After picking Alabama running back Eddie Lacy in the second round on Friday, the Packers traded Denver picks Nos. 146 and 173 to get Franklin.
"You've watched Ted Thompson enough times in the draft room and when he goes up, we're going up for something and it's really good. And that was definitely the case," McCarthy said.
Lacy and Franklin offer the Packers -- who had just three somewhat unproven tailbacks in DuJuan Harris, James Starks and Alex Green -- two different styles of running backs.
"Eddie Lacy being a bit more of a bigger back, a downhill type of runner and Johnathan Franklin being more elusive, more of a make-you-miss type of guy," Packers running backs coach Alex Van Pelt said.
Franklin rushed for a school-record 4,403 yards, which ranks fifth in Pac-12 Conference history, and 4,936 all-purpose yards. A solid 5-foot-10, 201 pounds, Franklin averaged 5.59 yards per carry after starting 45 games in his career.
"I love the game of football and I just love the ball my hands," Franklin said. "If you want me to run the ball inside, I'll do that. If you want me to run outside, so be it. . I just love the game of football and I've got to constantly improve on my game every day."
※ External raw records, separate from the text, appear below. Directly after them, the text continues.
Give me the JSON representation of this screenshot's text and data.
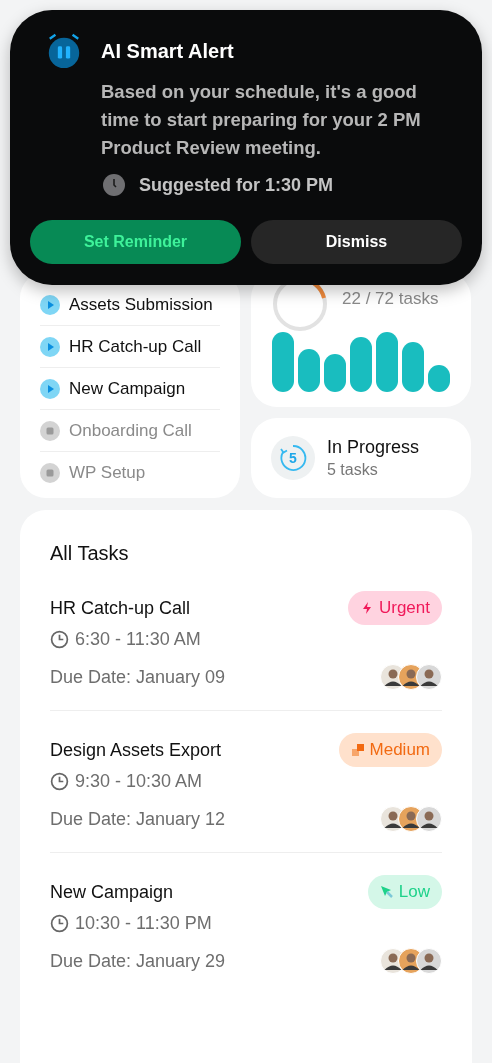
{
  "alert": {
    "title": "AI Smart Alert",
    "message": "Based on your schedule, it's a good time to start preparing for your 2 PM Product Review meeting.",
    "suggestion": "Suggested for 1:30 PM",
    "buttons": [
      {
        "label": "Set Reminder",
        "kind": "primary"
      },
      {
        "label": "Dismiss",
        "kind": "secondary"
      }
    ]
  },
  "task_list": [
    {
      "name": "Assets Submission",
      "active": true
    },
    {
      "name": "HR Catch-up Call",
      "active": true
    },
    {
      "name": "New Campaign",
      "active": true
    },
    {
      "name": "Onboarding Call",
      "active": false
    },
    {
      "name": "WP Setup",
      "active": false
    }
  ],
  "progress": {
    "count": "22 / 72 tasks"
  },
  "in_progress": {
    "title": "In Progress",
    "number": "5",
    "count": "5 tasks"
  },
  "all_tasks": {
    "title": "All Tasks",
    "tasks": [
      {
        "name": "HR Catch-up Call",
        "priority": "Urgent",
        "kind": "urgent",
        "time": "6:30 - 11:30 AM",
        "due": "Due Date: January 09"
      },
      {
        "name": "Design Assets Export",
        "priority": "Medium",
        "kind": "medium",
        "time": "9:30 - 10:30 AM",
        "due": "Due Date: January 12"
      },
      {
        "name": "New Campaign",
        "priority": "Low",
        "kind": "low",
        "time": "10:30 - 11:30 PM",
        "due": "Due Date: January 29"
      }
    ]
  }
}
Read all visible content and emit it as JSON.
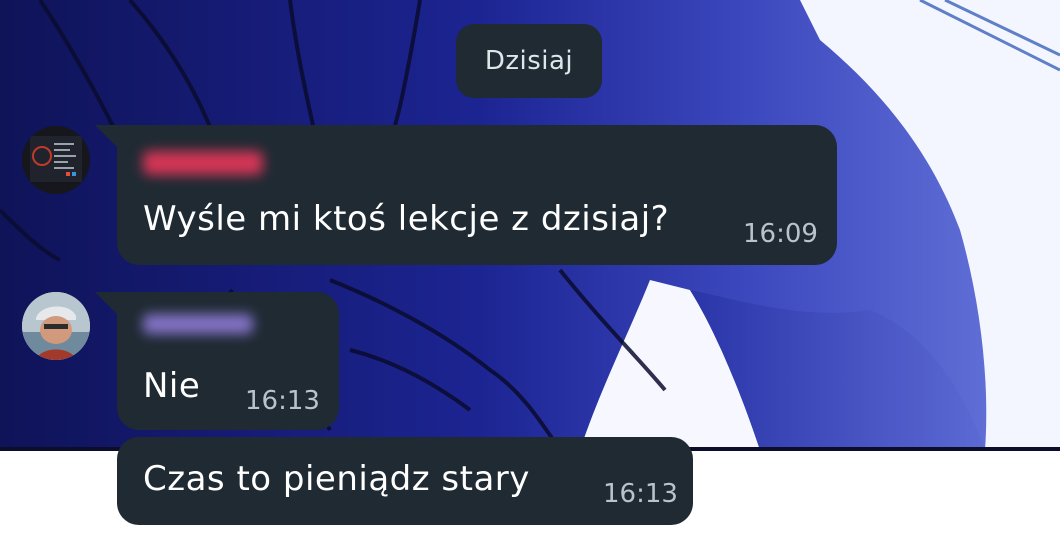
{
  "date_chip": {
    "label": "Dzisiaj"
  },
  "messages": [
    {
      "sender_redacted": true,
      "avatar": "code-screenshot-avatar",
      "text": "Wyśle mi ktoś lekcje z dzisiaj?",
      "time": "16:09"
    },
    {
      "sender_redacted": true,
      "avatar": "person-avatar",
      "text": "Nie",
      "time": "16:13"
    },
    {
      "text": "Czas to pieniądz stary",
      "time": "16:13"
    }
  ],
  "colors": {
    "bubble": "#1f2a33",
    "time_text": "#b9c4ca",
    "wallpaper_dark": "#0f1560",
    "wallpaper_blue": "#3743b6",
    "sender_1_blur": "#e8375a",
    "sender_2_blur": "#8f7bd8"
  }
}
After using four of their first five picks in the draft on offense, the Packers dedicated their two fifth-round picks and sixth-round choice to their 3-4 defensive scheme by selecting Iowa cornerback Micah Hyde, Mississippi State defensive lineman Josh Boyd and Illinois State linebacker Nate Palmer.
Hyde, picked 159th overall, finished his career at Iowa with 240 tackles after starting 38 consecutive games for the Hawkeyes. At 6-foot, 197 pounds, Hyde ran a 4.56 in the 40-yard dash at the combine, which is average for a defensive back. He also a punt returner during his final two seasons in college.
Hyde had eight interceptions during his career, but just one during his senior season. Packers cornerbacks coach Joe Whitt said the coaching staff with work with Hyde to increase his ball-hawking ability.